Spirit Woman by Paula Gunn Allen

First published: 1983

Type of plot: Fantasy

Time of work: The 1970's to 1980's

Locale: San Francisco

Principal Characters:

  • Ephanie, a Native American woman living in San Francisco
  • The spirit woman, a vision who appears to her

The Story

Ephanie, a woman of unspecified age and circumstance, is a Native American living in San Francisco. One morning, she is awakened by the presence of a shadowy form, cloaked in a swirl of vapor, at the foot of her bed. The form slowly assumes the shape of a woman, small, with "something of bird, a hawk perhaps, about her." Her eyes have a strange gleam, and her clothes and appearance are those of a traditional southwestern Pueblo Indian woman. Her hair is cut traditionally, falling in a straight line from crown to jaw, forming perfect square corners on either side, with straight bangs cut at the eyebrows, in the ancient arrangement that signifies the arms of the galaxy, "the Spider." She wears a finely woven shawl, embroidered with spider symbols, and buckskin leggings wrapped around her calves. The woman announces that she has come to tell a story, one that Ephanie has long wanted to hear.

Knowing that this is no mortal visitor but a spirit woman, Ephanie raises herself in her bed and performs the traditional ritual of greeting, the sign of the sunrise, by taking a pinch of corn pollen between her fingers and thumb and opening them as though to free the pollen.

The spirit woman begins to speak, chanting the creation story of the Keres people. Old Spider Woman—known also as Sussistinaku, Thinking Woman, because she creates by thinking things into existence—is the creator of the world. First she creates two sisters to help her, and she structures her creation in the pattern she brings with her from the center of the galaxy, a pattern of corners, turnings, and multidimensional arrangings that "is the sign and the order of the power that informs this life and leads back to Shipap," the home of Iyatiku (Corn Woman), the goddess who governs the spiritual affairs of the Keres people.

Next, the spirit woman explains the relationships and natures of the Keres deities. After Sussistinaku created her two sisters, Uretsete and Naotsete, Uretsete was known as the father, Utset, because Naotsete had become pregnant and had a child. Uretsete is the woman who was known as father, the Sun, and Naotsete is the Woman of the Sun. Iyatiku is another name for Uretsete, and "The One was the unity, the source, Shipap, where Naiya ['our dear mother'] Iyatiku lived."

In the patterns of the spirit woman's stories, Ephanie finds something that she has long sought, a truth and a meaning, an imperative to shape her life in the ancient manner. In addition to explaining the origin and nature of the universe to Ephanie, the spirit woman gives her a prophecy. She explains that the time of ending is coming to Indians, but tells her not to weep, because this is as it should be. In the Keres story of the origin of humankind, humans evolved through a series of four underground worlds before emerging on the earth's surface in this, the fifth world. The spirit people will now leave this world and go on to another place, the sixth world.

The spirit woman explains that there is another earth, almost like this one, but with a new way of looking at reality that is more valid, more real, more vital than the old way. She says that she is in that other world, where there is also a San Francisco, but a different version of the place than the one Ephanie inhabits. She invites Ephanie to visit her in her city. She is confident Ephanie will like it there, and will be surprised to see that there is no death—life and being are the only truth.

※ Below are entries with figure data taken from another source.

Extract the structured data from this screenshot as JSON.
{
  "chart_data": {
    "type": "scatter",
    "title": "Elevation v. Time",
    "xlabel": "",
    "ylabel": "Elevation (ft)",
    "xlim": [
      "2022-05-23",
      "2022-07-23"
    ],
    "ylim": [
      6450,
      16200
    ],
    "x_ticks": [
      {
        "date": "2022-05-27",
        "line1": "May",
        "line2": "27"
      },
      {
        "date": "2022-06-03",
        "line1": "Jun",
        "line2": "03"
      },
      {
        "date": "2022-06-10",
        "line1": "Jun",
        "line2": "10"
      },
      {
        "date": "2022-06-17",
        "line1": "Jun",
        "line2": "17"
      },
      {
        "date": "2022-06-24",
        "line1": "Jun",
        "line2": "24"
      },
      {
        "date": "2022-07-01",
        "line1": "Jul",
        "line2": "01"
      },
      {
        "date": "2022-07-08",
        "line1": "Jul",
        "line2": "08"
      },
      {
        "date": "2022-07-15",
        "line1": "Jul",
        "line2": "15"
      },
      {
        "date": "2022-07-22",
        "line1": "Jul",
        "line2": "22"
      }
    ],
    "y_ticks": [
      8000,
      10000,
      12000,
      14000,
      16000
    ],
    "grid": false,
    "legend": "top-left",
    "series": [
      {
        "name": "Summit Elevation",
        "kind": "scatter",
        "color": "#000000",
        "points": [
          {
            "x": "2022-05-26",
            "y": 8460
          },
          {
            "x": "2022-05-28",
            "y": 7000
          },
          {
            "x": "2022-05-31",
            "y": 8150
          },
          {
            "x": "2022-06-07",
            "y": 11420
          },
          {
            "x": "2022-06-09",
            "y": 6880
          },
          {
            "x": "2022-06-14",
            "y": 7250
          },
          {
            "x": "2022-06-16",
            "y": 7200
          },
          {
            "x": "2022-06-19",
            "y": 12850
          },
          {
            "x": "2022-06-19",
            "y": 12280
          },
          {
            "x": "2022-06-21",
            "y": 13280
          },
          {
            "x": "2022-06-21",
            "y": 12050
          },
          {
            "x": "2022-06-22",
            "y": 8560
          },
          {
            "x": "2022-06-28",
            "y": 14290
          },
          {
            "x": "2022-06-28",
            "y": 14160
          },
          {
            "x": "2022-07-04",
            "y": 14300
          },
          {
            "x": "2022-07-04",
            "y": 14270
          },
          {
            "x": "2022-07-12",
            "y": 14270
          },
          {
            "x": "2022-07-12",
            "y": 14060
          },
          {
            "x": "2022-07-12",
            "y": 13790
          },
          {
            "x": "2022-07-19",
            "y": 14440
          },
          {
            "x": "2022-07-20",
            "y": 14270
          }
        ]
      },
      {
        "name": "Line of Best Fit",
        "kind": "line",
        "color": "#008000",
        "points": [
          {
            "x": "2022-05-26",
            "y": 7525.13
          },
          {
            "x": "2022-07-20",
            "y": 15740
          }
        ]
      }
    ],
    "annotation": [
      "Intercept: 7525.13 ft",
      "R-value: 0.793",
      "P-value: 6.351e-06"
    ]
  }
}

Long ago, the people knew death was not possible because they could actually see the person make the transition, leaving the flesh behind, like seeing a person strip off clothes. Then Old Coyote, the Keres trickster figure, said there would be death: Instead of seeing the whole transformation in its entirety, people would see only the body, first alive, then still. The spirit woman tells Ephanie that she must jump and fall into the new world just like Anciena, the sky woman of Iroquois myth, who fell through a hole in the sky and began the human race on earth. With this, the spirit woman seems to dissolve, and Ephanie sleeps and dreams.

Prompted by the spirit woman's visit, Ephanie dreams of women who lived long ago, who knew magic, directed people on their true life paths, and healed them. These were the women of the Spider Medicine Society, "the double women, the women who never married, who held power like the Clanuncle, like the power of the priests, the medicine men. Who were not mothers, but who were sisters, born of the same mind, the same spirit. They called each other sister." Ephanie's room begins to fill with shapes, which turn into women who sing and dance in the ancient way. Ephanie picks a heavily embroidered shawl from the bottom of her bed, wraps it around her shoulders, and joins the dance.